Particle systems are used in computer graphics to simulate the appearance of physical phenomena that can be modeled as a collection of particles. For example, some typical particle systems include: waterfalls, fire, smoke, explosions, snow, and meteors.

This example demonstrates how to write a very simple particle system only. For example, particles are only created at setup time. See the other particle system models for elaborations on the basic particle system idea.

## HOW IT WORKS

At each iteration of the GO routine, tiny forces steer the particle through its trajectory. Particles have a velocity in the x and y axes, a step and a force accumulator. This model uses a procedure to compute the forces (COMPUTE-FORCES) and another one to apply the forces (APPLY-FORCES). Combined, these procedures continuously move the particles over time.

Below are the steps for moving each particle:

1.- Initialization
First, the force accumulators are cleared of the previously calculated forces.

2.- Force Calculation
Force calculation is trivial for this particular particle system since the sole force of the model, gravity, is represented by a constant negative number. However, force calculation in general can be harder when more complicated forces, such as springs, are involved.

3.- Force Summation
After all of the individual forces are computed, the APPLY-FORCES routine sums all of them and calculates the resulting velocity of the particle.

4.- Displacement
Finally, a new position is calculated by multiplying the velocity by STEP-SIZE and adding the displacement to the current particle location. STEP-SIZE represents the small amount of time during which the forces are applied.

Notice that in this model the particles die when they reach the world boundaries.

## HOW TO USE IT

To observe only one particle at a time:

1.- Change the PARTICLES-NUMBER and STEP-SIZE.
2.- Press SETUP
3.- Press GO (Observe how the turtles move through the world.)
5.- You can optionally change the GRAVITY-CONSTANT and observe how the behavior changes.

Note that you can change the GRAVITY-CONSTANT and the STEP-SIZE while the particle is moving.

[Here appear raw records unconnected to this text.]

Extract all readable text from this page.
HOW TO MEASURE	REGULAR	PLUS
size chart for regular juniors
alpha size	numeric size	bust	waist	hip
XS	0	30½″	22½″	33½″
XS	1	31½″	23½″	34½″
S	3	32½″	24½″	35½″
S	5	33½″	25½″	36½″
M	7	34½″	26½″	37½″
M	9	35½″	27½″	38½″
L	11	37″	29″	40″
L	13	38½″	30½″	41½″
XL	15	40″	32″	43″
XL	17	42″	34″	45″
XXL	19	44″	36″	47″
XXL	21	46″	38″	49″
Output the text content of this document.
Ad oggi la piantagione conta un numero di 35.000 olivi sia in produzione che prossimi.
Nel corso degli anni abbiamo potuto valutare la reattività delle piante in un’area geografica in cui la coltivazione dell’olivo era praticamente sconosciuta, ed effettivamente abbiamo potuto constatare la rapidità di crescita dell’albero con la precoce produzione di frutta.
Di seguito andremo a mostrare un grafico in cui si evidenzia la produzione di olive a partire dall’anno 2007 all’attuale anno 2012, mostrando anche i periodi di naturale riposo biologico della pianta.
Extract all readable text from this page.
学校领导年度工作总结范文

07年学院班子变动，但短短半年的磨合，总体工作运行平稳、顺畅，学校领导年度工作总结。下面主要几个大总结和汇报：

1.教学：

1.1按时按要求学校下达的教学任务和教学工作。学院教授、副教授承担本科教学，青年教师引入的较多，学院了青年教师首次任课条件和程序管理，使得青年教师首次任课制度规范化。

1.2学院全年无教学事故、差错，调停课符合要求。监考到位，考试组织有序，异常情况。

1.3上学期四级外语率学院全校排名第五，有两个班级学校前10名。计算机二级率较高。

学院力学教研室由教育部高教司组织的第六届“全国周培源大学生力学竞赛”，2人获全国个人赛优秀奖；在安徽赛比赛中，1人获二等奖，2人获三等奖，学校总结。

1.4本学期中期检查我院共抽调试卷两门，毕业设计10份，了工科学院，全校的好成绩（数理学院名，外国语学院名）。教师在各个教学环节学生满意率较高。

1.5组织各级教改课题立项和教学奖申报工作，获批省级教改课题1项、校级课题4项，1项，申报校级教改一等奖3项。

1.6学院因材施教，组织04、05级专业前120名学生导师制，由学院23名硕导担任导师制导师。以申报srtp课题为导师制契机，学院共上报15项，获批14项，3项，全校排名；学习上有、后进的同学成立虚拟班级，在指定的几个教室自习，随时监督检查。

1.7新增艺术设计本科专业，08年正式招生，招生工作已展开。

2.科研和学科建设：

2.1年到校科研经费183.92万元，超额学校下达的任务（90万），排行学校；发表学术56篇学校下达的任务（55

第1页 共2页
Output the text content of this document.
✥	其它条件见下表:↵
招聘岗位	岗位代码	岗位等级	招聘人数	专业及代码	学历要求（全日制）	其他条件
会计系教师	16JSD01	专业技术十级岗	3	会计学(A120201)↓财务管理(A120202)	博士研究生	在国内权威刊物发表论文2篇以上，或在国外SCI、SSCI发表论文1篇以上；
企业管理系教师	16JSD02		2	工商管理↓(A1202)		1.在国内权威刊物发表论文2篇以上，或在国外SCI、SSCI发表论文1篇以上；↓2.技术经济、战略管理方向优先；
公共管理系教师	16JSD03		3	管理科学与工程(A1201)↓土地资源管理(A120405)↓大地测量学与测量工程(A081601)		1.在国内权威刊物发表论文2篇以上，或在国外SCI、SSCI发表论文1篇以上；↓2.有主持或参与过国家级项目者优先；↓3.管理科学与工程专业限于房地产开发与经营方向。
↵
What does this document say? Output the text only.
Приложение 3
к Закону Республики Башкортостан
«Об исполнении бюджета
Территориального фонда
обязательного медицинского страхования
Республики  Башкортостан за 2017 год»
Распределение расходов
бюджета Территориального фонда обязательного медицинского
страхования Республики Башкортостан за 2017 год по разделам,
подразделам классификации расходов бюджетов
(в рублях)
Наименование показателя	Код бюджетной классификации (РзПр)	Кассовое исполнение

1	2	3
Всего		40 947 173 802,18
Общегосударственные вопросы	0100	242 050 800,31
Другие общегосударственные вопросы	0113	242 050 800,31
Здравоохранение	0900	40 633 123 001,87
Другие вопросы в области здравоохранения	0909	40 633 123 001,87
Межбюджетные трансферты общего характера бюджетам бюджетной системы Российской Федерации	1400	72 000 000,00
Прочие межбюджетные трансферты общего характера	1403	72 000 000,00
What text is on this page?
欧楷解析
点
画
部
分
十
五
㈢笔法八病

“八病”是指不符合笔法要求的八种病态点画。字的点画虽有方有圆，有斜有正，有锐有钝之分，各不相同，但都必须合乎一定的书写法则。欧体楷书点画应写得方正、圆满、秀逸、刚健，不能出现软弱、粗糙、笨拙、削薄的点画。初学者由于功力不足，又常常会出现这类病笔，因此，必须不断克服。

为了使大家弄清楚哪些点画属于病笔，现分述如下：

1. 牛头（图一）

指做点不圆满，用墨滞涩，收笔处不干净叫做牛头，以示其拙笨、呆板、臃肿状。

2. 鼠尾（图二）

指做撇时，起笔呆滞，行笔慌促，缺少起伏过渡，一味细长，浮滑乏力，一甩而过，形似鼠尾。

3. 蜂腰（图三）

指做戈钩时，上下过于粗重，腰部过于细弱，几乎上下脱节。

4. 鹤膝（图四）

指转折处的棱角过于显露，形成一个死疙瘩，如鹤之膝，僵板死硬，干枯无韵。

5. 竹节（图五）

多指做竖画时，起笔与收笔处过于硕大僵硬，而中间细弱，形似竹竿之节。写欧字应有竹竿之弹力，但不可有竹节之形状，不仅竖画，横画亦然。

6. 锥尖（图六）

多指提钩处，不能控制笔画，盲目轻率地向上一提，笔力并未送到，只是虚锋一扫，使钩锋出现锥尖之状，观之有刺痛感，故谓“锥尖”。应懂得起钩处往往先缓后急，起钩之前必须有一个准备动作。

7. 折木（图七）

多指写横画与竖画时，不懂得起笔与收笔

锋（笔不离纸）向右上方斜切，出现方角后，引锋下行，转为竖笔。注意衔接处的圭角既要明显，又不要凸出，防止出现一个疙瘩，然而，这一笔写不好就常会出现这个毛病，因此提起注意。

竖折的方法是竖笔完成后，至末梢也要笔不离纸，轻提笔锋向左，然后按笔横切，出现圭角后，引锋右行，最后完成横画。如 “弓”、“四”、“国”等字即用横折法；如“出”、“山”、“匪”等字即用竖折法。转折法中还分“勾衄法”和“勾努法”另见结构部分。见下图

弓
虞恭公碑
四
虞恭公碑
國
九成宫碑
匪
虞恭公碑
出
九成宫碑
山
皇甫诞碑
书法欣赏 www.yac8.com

For example, if the user wants the particles to fly higher he can decrease the gravity, but if he wishes the particles to stay lower he can increase the gravity pull.

## THINGS TO NOTICE

The more particles you create, the slower the model runs.

The greater the step size, the faster the model runs. (What happens if you make the step size too large?)

## THINGS TO TRY

Change the GRAVITY-CONSTANT slider while the particle is moving. Note how it stays floating or falls quickly depending when and how you adjust the gravity constant slider.

## RELATED MODELS

Particle System Fountain
Particle System Waterfall
Particle System Flame

## CREDITS AND REFERENCES

Particle Systems
http://www.siggraph.org/education/materials/HyperGraph/animation/particle.htm

Particle Systems by Allen Martin
http://web.cs.wpi.edu/~matt/courses/cs563/talks/psys.html

William T. Reeves, "Particle Systems - A Technique for Modeling a Class of Fuzzy Objects", Computer Graphics 17:3 pp. 359-376, 1983 (SIGGRAPH 83).
https://dl.acm.org/citation.cfm?id=357320

Physically based modeling Online SIGGRAPH 2001 Course Notes
http://www.pixar.com/companyinfo/research/pbm2001/

Particle Systems on Wikipedia
https://en.wikipedia.org/wiki/Particle_system

Thanks to Daniel Kornhauser for his work on this model.

## HOW TO CITE

If you mention this model or the NetLogo software in a publication, we ask that you include the citations below.

For the model itself:

* Kornhauser, D. and Wilensky, U. (2007). NetLogo Particle System Basic model. http://ccl.northwestern.edu/netlogo/models/ParticleSystemBasic. Center for Connected Learning and Computer-Based Modeling, Northwestern University, Evanston, IL.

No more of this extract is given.